Now, if only there were someone with expertise on LLM quality evaluation who knew of a methodology for measuring and improving these sorts of irreproducible LLM quirks…. (sarcasm alert: that’s me.) I do think it’s telling that despite being an expert on this, I literally don’t think it’s important enough yet to do. Maybe orienting Lilac + Databricks agent eval around agent quality was always an exercise in wishful thinking. (This perspective alone is worth the month I’ve spent on this startup!) It blows my mind that the Databricks Agent Eval team invested something like 4-5 person-years into building an eval product when, by simply giving one person the freedom and license to just fuck off for 2 months and attempt to actually build an agent, they could have learned what issues people actually go through when building agents. I mean, yes, we talked to people, but clearly we didn’t learn the right lessons, or we were too strongly anchored on the idea of quality.
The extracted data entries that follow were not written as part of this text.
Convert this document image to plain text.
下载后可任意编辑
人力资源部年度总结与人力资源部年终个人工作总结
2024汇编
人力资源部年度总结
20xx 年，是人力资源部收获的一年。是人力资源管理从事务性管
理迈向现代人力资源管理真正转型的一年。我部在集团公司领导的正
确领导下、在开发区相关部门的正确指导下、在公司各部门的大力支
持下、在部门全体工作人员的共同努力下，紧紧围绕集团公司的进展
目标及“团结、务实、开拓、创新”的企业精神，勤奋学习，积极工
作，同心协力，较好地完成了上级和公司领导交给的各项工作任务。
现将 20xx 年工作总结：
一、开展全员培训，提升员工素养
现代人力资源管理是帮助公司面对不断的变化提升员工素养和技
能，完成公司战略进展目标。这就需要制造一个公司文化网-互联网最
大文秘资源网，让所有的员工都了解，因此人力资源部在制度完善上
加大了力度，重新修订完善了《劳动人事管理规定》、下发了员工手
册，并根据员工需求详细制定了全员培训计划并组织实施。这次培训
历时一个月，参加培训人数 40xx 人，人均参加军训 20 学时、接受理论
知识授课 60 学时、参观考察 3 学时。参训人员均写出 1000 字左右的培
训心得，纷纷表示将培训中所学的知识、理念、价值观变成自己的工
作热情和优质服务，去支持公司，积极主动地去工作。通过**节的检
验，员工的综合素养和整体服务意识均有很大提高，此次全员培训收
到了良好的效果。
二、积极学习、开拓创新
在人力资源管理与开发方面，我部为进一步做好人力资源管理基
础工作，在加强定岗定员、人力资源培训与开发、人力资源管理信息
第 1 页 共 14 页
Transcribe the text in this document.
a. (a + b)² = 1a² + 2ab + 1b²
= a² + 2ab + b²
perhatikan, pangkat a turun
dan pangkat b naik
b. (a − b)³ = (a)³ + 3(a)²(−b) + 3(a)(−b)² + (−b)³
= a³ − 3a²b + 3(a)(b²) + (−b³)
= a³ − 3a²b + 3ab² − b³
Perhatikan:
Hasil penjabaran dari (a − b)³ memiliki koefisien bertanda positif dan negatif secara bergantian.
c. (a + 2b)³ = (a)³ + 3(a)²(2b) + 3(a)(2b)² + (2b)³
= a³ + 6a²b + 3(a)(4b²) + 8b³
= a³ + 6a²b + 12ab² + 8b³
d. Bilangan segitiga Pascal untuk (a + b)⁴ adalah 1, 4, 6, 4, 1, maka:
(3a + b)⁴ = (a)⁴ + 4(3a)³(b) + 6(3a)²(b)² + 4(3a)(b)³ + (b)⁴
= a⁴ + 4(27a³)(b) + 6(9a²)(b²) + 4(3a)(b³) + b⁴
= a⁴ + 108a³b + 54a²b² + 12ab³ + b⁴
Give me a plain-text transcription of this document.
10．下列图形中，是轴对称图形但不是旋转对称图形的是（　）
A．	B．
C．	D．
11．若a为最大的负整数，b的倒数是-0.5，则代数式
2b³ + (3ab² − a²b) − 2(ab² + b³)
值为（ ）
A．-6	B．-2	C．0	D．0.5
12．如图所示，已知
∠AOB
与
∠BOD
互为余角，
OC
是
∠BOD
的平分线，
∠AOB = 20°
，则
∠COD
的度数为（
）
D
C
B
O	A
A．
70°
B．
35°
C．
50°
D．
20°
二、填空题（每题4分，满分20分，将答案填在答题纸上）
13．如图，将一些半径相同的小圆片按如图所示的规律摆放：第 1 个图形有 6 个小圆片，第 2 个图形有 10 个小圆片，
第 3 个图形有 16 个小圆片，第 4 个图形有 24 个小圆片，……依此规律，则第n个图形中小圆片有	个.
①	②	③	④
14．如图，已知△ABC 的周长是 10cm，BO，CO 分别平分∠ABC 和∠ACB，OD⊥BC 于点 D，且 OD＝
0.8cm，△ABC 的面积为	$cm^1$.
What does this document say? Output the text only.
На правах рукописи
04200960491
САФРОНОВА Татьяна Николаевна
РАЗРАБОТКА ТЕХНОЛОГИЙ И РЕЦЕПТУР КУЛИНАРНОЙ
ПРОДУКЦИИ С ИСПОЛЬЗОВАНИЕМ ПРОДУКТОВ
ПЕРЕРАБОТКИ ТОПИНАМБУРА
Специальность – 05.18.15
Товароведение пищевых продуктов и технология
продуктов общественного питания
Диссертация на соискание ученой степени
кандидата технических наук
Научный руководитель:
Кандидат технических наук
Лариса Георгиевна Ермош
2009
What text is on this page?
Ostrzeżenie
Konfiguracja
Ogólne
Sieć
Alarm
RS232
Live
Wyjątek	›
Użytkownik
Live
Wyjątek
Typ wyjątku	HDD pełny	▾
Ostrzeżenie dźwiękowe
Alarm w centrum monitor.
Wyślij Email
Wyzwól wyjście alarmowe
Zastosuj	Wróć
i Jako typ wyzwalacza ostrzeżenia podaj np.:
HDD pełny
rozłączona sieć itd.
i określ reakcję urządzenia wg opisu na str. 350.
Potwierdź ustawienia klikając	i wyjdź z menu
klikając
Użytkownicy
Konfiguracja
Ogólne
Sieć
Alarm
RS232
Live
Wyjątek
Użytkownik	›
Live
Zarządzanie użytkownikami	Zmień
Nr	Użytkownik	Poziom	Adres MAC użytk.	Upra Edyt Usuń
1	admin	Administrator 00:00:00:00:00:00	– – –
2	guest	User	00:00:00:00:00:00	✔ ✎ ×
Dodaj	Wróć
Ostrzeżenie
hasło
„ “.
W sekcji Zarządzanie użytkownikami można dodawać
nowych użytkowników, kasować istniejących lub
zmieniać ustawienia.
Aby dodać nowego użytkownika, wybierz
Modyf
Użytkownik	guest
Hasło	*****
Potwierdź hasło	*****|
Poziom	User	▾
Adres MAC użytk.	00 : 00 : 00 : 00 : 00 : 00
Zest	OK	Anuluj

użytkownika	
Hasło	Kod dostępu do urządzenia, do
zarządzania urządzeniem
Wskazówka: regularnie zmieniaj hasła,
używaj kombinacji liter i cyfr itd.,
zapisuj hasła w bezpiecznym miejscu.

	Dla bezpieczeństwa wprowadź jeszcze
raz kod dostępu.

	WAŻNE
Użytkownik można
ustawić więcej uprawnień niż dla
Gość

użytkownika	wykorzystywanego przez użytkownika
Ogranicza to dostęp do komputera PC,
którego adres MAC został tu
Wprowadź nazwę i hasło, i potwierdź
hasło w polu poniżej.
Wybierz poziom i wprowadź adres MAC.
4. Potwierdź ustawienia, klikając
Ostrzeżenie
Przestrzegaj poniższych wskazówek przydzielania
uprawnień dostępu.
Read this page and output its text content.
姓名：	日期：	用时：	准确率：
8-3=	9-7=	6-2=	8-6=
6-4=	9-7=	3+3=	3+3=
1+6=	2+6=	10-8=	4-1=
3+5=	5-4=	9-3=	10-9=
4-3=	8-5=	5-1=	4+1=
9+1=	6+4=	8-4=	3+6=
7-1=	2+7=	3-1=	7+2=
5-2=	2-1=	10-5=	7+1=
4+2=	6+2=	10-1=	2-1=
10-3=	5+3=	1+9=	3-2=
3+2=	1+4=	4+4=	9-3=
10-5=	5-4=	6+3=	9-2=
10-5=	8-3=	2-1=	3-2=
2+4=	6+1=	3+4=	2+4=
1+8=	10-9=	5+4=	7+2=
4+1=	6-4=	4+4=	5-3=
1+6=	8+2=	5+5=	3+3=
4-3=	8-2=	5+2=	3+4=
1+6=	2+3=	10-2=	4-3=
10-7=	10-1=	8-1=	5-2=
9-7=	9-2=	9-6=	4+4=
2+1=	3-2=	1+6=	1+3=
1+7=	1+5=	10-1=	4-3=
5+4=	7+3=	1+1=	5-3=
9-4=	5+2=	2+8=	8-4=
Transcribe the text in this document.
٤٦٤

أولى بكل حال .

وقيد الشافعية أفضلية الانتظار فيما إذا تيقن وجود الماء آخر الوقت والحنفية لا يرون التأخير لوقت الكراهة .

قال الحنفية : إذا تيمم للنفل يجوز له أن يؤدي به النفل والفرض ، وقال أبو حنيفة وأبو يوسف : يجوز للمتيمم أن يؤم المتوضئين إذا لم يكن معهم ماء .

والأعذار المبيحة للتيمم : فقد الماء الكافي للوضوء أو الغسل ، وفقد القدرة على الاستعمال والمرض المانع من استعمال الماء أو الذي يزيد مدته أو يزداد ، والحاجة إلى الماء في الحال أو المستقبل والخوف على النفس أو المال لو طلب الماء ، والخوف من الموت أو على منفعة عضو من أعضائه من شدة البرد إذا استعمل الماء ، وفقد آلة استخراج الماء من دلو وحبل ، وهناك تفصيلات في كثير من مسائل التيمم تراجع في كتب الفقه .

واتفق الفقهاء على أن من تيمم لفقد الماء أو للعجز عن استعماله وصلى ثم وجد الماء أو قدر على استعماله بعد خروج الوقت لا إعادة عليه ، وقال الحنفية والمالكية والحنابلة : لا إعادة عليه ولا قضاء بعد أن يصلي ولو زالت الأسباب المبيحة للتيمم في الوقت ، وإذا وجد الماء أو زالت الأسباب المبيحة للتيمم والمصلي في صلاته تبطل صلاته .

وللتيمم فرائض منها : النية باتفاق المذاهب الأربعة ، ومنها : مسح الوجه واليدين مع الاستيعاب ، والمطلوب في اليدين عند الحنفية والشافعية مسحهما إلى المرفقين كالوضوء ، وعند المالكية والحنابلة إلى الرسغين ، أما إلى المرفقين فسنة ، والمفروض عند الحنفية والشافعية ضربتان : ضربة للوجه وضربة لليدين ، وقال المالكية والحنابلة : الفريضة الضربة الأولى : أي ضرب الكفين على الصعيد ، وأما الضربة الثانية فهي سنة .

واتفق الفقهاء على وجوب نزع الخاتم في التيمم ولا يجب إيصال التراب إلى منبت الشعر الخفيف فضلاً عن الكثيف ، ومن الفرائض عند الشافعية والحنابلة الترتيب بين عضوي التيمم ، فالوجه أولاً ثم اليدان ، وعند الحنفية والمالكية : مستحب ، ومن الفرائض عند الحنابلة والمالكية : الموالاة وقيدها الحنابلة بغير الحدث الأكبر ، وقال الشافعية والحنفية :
On the go-to-market side of things, I talked with Fred, an old friend and cofounder of PrepScholar about how he found PMF. His answer? Set up a gazillion landing pages, throw some money into Google ads, and see which landing pages convert. He knew they’d found something when they put up an SAT prep landing page and got three phone calls the same day from parents who wanted to sign their kid up but were disappointed to not find a working app behind the landing page. Perhaps Google ads / SEO is more of a played out game with less alpha these days, but the general idea is still probably very true.